Video marketing has been at the forefront of the industry, and it's not going away. You need to invest, but how much? Here's how to know and track that ROI.
From Charlie Chapman in the 20s to Buzzfeed’s cooking shorts, video has always been an incredibly engaging medium.
And with the increasing saturation of video content on our social media feeds, there’s no wonder that everyone from Microsoft to Dave down the road in his garage is interested in leveraging it for their marketing efforts.
Of course, using video in marketing is more than just finding a film company and cranking out video content.
This post will explain how you can calculate how much you should invest in video, and how to track and quantify your return on investment.
1. Calculate your costs
Before you do anything, you need to get a good idea of what your video is going to cost to make. This will inform everything about the campaign, including:
Messaging – if it’s very expensive, then you want messaging that’s going to last a while to get your money’s worth.
Scope – you might have an amazing idea that involves a car, a helicopter, and Bruce Willis. But if you only have $20 then it’s probably not going to happen.
Platform and distribution – where is it going to be used? How many people are going to see it? The broader the appeal, then the more you can probably spend and still hit a desirable ROI.
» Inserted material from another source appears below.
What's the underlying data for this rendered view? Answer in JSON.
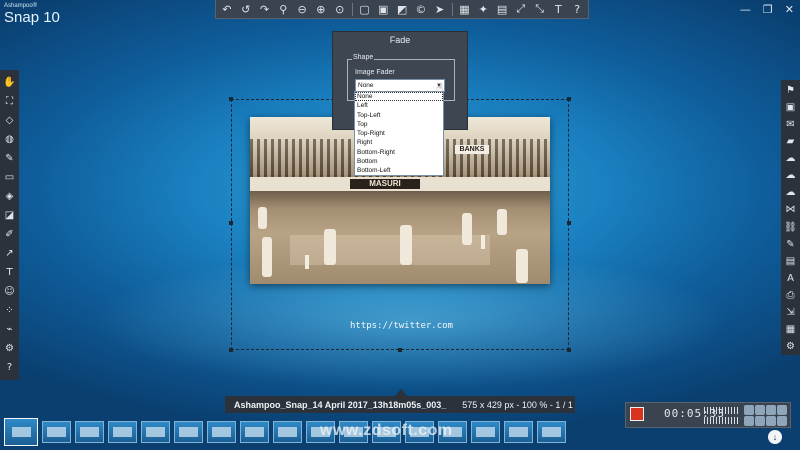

2. Articulate a goal for your video
One of the biggest problems video marketers run into is that it’s not clear what the video is supposed to do.
To get a clear picture of what you’re getting for your video efforts, you need to develop both a goal and a way to measure it (more on that in a bit).
For your goal, think about why you want to use video, and where you want to use it.
For example, if you want to use video on social media because you’ve noticed a lot of the competition doing that, your goal might be:
‘I want to build brand awareness and increase engagement on our social media platforms’
Alternatively, if you want to use your video on a landing page because you think it would be a good medium to drive conversions, your goal might be:
‘I want to increase conversions on our landing page by X percent’
3. Figure out how you’re going to measure your goal
You’ve got your goal. Now you need to figure out how to measure it. This is the crux of measuring your return on investment.
Depending on your goal, there are a few different ways that are often used to measure the success of failure of a video. Naturally, your success metrics will be different depending on what you’re trying to achieve, so there’s no one size fits all for return on investment. There are, however, a few metrics that are used frequently.
The bottom line ROI
This is the most fundamental type of return on investment. It looks at how much revenue resulted from your video. All you need to do is take the value of all the sales that came in and minus the cost of your video, then divide by cost. That formula gives you your return on investment.
For example, if you spend $10,000 on video production in Surrey and garner $10,500 in sales, your return on investment is:
ROI = ($10,500 - $10,000)/$10,000 = 0.05, or 5% ROI
Thus, that would be a 5% return on investment.
This sort of calculation is good for companies looking more at acquisition and who have lots of different channels all driving towards the same goal (rather than dedicated channels for acquisition and other channels for awareness).
The benefit is that it allows you to compare different marketing channels for which one is the most effective. However, it does a poor job of attributing value without a final sale. For example, a customer might view your video but purchase through another channel and the video wouldn’t see that attribution.
This is a great way of capturing ROI for top of funnel activity. Basically, you calculate your ROI based on how many leads come through your door via the video.
For example, if you have a landing page and you do an A/B test of the page with a video vs the page without, the difference in leads would be your return on investment.
Of course, with software like Salesforce, you can track leads all the way through and compare things like:
Conversion rate of those who viewed the video vs those who didn’t
Average sale value of video watchers vs non-video watchers
Retention rate of video vs non-video watchers
This will give you a complete picture of what’s going on, and you track these sales all the way through your funnel and assign a dollar value to them.
For videos where the primary goal is to build awareness of your company, engagement is the best way to look at return on investment. It’s also the most challenging for marketers to measure and quantify, but there are some metrics you can use:
Views – how many times has your video been viewed?
Shares – how many people share it on social media?
Click throughs – how many people click through from your video to your page?
Reach – how many eyeballs does it get in front of?
Watch time – how much of your video is getting watched? Are people watching a few seconds or the whole thing?
All these metrics are important and should be considered together as well as in conjunction with other metrics like a blended cost per acquisition (how much it costs per sale to bring in new business) so you can see the financial impact of improving engagement.
4. Set an ROI objective
Now that you have a goal and a way to measure it, the last thing you need to do is set an objective. Your minimum objective should be to break even on the video, so if you spend $10,000 making it, you need to get $10,000 back in benefits, whether it’s sales, engagement, or fresh leads. Tracking video viewers through to final sale is the easiest way to work out whether you’re hitting it or not.
Video is an awesome way to help you hit your marketing objectives – but to do that, you need to track their success. With these techniques and metrics, you can build an accurate picture of what you videos are doing for your marketing, and will actually help you improve your video marketing over time.